Creating a constructive environment is one of the ways a leader can help and nurture another. I made sure that people under my power and influence had the time and space to be the same person as often as possible. I was always aware that while with others, they may have struggled to be their best selves.

The problem is that many of the most painful experiences are continuous experiences, often impossible to mediate even with the best of help. Navigating through emotional “muck and mire” is also a constant experience. This is why I have always advocated for Genuine Dialogue. At its minimum, this meant “being in the present, listening, confirming what one understands and speaking with candor.”


Sy


I am me, or who? –I will not be my brothers—And not my parents.

A Response That May Have Hit a Homerun

Now, as never before, my mind takes me back to the past. I look back on family, friends, and the extraordinary and powerful people I’ve been blessed to meet, live and work with. I have fond memories of all those wonderful and exciting programs we built from thoughts into reality and our unforgettable kids and staff.


One member of my huge family, a former psychologist, and professor at Berkley, emailed me some comments. Their point was that my growing up with eight family members in tight apartment quarters greatly impacted my child and youth programs. I agree as I have a sense of my upbringing’s considerable influence on me. Undoubtedly, it also shaped my work with adults about power, leadership, and the importance of dialogue between people significant to each other. Furthermore, I believe this of all humans—that we become the product of those long-term relationships and experiences in our childhood and youth years.


People seeking weekend fixes and tools might be under the impression that those solutions “have changed them.” But I DON’T THINK SO. Not that it means one should not seek to grow into a better person, participant, or leader. After all, it won’t harm anyone to try to change if it translates to an “inner desire” to grow as an individual and member of society.


Travel is an excellent example of what does work insofar as personal growth is concerned. Watching people in different environments, experiencing examples of other cultures and what they achieved, and even trying unusual/exotic foods are wonderful ways to expand one’s worldview. We loved seeing and tasting the world and doing as much of this as we could. I believe we grew from it all, even during those occasional dangerous and challenging moments. So, what if you get lost? Eventually, you won’t be.


The most important thing is to be you while inviting and supporting others to be themselves.

Sy

To Have a Philosophy is to Live that Philosophy

As I’ve suggested in past papers, I believe that my philosophy came from my parents and the relationship I established with my older siblings.

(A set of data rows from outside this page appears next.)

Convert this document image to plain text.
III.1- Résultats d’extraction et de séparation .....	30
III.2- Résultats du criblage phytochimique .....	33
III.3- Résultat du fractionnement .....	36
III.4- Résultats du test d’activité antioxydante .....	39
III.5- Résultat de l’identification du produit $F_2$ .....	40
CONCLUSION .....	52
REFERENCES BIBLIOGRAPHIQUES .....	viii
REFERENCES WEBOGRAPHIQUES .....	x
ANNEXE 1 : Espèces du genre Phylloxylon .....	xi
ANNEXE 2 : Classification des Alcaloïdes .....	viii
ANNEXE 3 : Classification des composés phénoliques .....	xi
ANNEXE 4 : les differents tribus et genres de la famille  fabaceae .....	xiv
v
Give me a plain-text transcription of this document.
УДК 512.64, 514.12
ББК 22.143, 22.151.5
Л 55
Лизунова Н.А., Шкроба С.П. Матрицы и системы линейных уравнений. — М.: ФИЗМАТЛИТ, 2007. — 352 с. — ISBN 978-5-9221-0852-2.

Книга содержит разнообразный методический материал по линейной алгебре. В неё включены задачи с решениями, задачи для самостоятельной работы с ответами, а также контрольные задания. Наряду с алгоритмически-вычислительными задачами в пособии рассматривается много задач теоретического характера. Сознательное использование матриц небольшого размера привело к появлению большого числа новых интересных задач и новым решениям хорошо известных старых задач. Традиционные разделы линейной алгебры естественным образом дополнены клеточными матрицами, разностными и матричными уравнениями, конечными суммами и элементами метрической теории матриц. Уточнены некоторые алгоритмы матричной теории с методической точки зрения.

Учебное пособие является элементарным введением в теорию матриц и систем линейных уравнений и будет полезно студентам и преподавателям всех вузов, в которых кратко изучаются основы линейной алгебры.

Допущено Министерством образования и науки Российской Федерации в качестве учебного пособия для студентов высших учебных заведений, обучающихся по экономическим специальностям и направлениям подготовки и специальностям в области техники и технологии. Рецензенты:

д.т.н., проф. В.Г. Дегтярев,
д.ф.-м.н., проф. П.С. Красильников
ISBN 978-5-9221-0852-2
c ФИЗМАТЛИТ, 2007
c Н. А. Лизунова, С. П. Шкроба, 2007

My parents were uneducated and came from different small villages near Odesa in Ukraine. They met in the US, and the rest is history. In 1926 we lived in Chicago. During the depression, my father worked as a laborer at odd jobs, although he was trained as a Carpenter and would become a fine cabinet maker. My mom raised six children, of which I was number five. 

My mother was a tremendous caregiver who gave all of herself. No one ever went hungry whenever they visited our home. Every Friday evening, my parents went to an Odesa Club meeting where they danced (my mother loved to dance) and spoke Russian. My father was a happy observer who loved talking politics. He was a 1000% union man who went for Roosevelt. Sadly, my mother died much too early in my arms.

We never lived in a house during those days, only in 3rd-floor apartments. These never had more than three bedrooms and one shared bathroom. Naturally, problems arose from such close living, but we always worked them out. As I recall, I played a prominent role in mediating those arguments. 

My siblings, including one gem of a sister and a younger brother, liked me, and each found a way to spend time with me. I listened to them and was a willing participant in anything they suggested. 

I do firmly believe that this 18-year experience, until I went into the service, shaped me as I was and am. The rest I credit to my loving Lenette. Another miracle in my life.